Professor Emeritus, School of Global Policy and Strategy (GPS), University of California, San Diego, USA. PhD, Stanford University (1973). Former Positions: Professor, University of Pittsburgh (1986-1995); Associate Professor, Assistant Professor, Lecturer, Western Washington University (1970-1986). Author, coauthor, co-editor of 8 books and over 70 articles on Japan’s domestic politics and on US-Japan Relations, including The Rise and Fall of Japan’s LDP: Political Party Organizations as Historical Institutions [co-authored with Robert Pekkanen]. (Cornell University Press, 2010). Beyond Bilateralism: U.S.-Japan Relations in the New Asia-Pacific [co-edited with T.J. Pempel] (Stanford: Stanford University Press, 2004); Broadcasting Politics in Japan: NHK and Television News (Ithaca: Cornell University Press, 2000); Translated by Gotō Jumpei with a new introduction by the author and published in Japanese as NHK vs. Nihon Seiji (Tokyo: Tōyō Keizai Shimpōsha, 2006). Many honors and awards including recently: Harvard University Program on U.S.-Japan Relations’ Distinguished Visitor and the Reischauer Institute’s Japan Forum speaker (April 2015); and Institute of Social Science, University of Tokyo-Oxford University Press award for the best article in their journal, Social Science Japan in 2014 for “Choosing Cabinets: Electoral System and Cabinet Appointments in Japan.” Shared award with coauthors Robert Pekkanen and Benjamin Nyblade.
Award Information
One of the most significant international political trends in the world today is the growing regional multilateralism in Pacific Asia centering on APEC. In contrast to its past "reactive" postwar role emphasizing bilateral U.S.-Japan relations, Japan has played a surprisingly key, and occasionally leadership, role in APEC's growth.

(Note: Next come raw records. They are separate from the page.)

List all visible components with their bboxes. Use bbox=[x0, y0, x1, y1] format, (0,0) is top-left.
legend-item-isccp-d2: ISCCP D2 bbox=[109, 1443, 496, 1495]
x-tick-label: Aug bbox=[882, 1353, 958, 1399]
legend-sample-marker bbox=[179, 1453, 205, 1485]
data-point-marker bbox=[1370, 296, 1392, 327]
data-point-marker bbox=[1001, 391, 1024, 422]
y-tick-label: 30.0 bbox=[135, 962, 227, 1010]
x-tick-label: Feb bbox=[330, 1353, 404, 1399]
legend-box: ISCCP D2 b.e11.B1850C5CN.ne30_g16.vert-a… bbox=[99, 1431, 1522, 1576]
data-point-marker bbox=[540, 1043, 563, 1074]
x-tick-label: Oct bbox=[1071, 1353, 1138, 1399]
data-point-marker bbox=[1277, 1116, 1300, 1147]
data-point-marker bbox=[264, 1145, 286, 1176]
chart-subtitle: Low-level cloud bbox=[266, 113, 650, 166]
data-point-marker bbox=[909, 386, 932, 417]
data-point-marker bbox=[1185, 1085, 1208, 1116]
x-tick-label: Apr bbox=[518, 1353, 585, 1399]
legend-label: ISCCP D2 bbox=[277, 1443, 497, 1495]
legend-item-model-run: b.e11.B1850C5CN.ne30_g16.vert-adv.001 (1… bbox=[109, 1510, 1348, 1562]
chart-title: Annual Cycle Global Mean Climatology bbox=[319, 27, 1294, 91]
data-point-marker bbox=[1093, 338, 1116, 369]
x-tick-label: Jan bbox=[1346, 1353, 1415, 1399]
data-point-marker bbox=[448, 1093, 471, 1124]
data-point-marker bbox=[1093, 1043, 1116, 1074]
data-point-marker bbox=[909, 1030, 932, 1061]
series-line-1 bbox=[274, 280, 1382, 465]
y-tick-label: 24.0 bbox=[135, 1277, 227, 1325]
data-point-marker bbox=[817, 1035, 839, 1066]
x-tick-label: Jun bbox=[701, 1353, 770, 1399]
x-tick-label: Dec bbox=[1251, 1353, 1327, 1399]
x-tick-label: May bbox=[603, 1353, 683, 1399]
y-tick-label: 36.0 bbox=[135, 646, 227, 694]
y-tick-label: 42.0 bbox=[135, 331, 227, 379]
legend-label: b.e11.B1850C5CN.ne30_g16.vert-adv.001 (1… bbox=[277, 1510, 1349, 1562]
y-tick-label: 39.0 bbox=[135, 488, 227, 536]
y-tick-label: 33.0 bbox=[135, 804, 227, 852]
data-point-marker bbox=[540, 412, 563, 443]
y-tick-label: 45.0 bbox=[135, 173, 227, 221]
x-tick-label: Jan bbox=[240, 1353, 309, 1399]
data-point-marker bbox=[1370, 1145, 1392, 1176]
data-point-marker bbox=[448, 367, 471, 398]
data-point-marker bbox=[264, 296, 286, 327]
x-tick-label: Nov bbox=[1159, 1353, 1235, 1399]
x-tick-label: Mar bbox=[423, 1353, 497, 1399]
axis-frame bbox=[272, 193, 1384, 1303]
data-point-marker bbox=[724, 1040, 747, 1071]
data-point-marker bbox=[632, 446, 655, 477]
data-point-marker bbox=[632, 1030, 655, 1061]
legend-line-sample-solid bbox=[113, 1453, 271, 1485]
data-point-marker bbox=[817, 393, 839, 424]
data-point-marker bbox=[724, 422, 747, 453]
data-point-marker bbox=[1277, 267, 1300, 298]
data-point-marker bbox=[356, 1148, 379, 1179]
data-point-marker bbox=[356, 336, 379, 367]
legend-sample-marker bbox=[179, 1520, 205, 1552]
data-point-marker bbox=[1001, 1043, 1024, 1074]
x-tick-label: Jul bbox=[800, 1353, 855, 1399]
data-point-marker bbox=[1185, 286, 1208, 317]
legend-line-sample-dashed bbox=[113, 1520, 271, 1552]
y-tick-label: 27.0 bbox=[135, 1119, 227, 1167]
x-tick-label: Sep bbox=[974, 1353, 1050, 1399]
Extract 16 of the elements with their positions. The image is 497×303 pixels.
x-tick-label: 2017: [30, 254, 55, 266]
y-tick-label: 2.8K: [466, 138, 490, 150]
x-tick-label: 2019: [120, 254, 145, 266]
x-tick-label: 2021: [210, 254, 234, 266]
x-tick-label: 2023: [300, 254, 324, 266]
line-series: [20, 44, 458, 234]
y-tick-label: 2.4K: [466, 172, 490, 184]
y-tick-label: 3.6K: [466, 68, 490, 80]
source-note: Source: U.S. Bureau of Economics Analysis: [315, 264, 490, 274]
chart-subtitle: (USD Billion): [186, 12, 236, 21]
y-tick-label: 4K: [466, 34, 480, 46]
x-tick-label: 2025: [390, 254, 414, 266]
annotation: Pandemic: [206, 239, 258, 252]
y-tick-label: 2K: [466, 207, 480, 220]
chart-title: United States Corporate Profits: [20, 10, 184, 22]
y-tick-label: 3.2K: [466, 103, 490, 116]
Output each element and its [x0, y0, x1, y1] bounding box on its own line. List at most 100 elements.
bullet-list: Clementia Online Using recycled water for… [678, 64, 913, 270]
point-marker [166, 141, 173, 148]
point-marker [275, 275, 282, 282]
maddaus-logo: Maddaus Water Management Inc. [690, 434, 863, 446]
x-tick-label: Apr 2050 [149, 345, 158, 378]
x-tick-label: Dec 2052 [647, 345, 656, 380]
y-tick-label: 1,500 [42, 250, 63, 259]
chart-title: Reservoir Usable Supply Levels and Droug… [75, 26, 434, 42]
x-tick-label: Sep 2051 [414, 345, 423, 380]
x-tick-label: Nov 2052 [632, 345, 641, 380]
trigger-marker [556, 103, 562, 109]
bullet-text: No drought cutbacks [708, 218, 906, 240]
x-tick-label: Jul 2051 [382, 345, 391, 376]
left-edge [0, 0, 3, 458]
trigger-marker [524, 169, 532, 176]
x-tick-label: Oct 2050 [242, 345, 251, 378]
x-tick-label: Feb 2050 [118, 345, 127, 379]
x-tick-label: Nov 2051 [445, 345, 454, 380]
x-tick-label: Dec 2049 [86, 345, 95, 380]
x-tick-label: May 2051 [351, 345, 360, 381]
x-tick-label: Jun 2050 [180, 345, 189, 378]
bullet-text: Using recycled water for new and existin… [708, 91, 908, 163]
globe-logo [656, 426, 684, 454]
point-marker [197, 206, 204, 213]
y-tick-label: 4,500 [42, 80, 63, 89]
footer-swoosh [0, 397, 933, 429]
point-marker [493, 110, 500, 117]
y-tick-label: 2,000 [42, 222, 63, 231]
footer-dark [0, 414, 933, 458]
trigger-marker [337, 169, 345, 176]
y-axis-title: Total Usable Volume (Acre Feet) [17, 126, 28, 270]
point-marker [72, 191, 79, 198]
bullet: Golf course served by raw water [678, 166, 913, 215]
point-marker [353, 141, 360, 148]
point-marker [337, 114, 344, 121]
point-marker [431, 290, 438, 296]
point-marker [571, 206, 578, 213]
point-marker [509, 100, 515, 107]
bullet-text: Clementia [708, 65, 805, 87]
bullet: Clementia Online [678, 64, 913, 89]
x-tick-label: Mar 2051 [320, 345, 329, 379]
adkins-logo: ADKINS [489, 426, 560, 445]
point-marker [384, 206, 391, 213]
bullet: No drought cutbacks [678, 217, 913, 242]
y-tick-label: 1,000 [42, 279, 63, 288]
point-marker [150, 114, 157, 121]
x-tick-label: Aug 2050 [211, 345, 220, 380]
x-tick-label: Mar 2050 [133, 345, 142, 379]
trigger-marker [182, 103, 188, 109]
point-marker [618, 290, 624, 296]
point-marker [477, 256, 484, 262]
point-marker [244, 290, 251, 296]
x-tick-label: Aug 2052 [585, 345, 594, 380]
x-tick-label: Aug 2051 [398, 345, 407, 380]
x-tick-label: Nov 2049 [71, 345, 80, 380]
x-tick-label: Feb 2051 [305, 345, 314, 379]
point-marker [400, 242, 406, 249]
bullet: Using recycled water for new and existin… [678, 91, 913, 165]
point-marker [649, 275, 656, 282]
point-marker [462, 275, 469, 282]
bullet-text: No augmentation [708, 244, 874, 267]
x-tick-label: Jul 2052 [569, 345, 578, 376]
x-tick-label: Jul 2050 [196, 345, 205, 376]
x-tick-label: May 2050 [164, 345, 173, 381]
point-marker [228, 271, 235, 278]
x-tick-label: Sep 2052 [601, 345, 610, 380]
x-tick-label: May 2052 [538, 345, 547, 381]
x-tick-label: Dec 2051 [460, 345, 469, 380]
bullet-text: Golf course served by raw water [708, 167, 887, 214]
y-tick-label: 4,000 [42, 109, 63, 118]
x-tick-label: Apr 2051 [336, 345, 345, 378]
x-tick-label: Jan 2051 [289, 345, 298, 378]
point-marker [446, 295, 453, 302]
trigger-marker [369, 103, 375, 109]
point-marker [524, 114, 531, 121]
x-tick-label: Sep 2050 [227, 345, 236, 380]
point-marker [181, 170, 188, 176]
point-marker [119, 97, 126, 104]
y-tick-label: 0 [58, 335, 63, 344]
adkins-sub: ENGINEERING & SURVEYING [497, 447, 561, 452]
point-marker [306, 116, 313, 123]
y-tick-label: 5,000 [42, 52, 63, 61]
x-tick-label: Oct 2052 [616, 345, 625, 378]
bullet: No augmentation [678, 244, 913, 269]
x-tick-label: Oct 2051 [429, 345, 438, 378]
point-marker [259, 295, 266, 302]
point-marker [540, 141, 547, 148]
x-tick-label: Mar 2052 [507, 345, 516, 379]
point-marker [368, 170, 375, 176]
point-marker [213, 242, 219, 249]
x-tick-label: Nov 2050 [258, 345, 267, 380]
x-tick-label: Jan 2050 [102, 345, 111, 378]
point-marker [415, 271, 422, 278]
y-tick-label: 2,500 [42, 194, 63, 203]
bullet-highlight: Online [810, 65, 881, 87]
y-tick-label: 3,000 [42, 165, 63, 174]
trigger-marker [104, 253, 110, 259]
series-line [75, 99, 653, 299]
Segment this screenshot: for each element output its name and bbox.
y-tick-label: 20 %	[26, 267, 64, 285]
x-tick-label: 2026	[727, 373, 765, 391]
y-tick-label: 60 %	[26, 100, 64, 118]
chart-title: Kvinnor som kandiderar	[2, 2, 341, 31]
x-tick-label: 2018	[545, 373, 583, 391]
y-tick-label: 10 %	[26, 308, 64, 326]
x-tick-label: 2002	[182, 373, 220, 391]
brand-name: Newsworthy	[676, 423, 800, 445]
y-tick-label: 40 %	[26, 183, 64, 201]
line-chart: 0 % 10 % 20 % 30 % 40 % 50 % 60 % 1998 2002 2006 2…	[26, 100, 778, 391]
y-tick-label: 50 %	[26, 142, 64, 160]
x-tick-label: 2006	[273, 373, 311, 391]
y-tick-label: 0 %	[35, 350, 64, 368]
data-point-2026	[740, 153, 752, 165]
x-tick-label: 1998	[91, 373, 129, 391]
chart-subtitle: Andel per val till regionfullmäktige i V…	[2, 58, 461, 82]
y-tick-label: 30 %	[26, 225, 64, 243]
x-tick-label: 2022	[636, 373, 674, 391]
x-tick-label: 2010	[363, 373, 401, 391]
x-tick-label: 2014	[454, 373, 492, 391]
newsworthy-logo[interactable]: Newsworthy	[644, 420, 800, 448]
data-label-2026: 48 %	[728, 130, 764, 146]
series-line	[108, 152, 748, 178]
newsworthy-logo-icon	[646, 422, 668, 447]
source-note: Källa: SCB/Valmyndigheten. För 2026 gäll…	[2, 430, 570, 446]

Most economic, international system, and cultural identity explanations of the trend toward regional multilateralism in Pacific Asia and Japan's role in it neglect the crucial domestic policymaking aspects of this transition. This project will systematically analyze this "missing link" --the politics and policymaking process of Japan's participation in and decision making in the development of APEC and the extent to which and how these have been affected by, and have affected, Japan's (foreign economic and political) policies and policymaking toward the U.S., and the U.S.-Japan relationship. I will use a "multilevel game" approach to the subject, an extension of the "two-level" game analysis used previously in analyzing bilateral relations, including U.S.-Japan trade friction; it will be applied to specific cases of APEC's development that involve key issues in the U.S.-Japan relationship in Asia.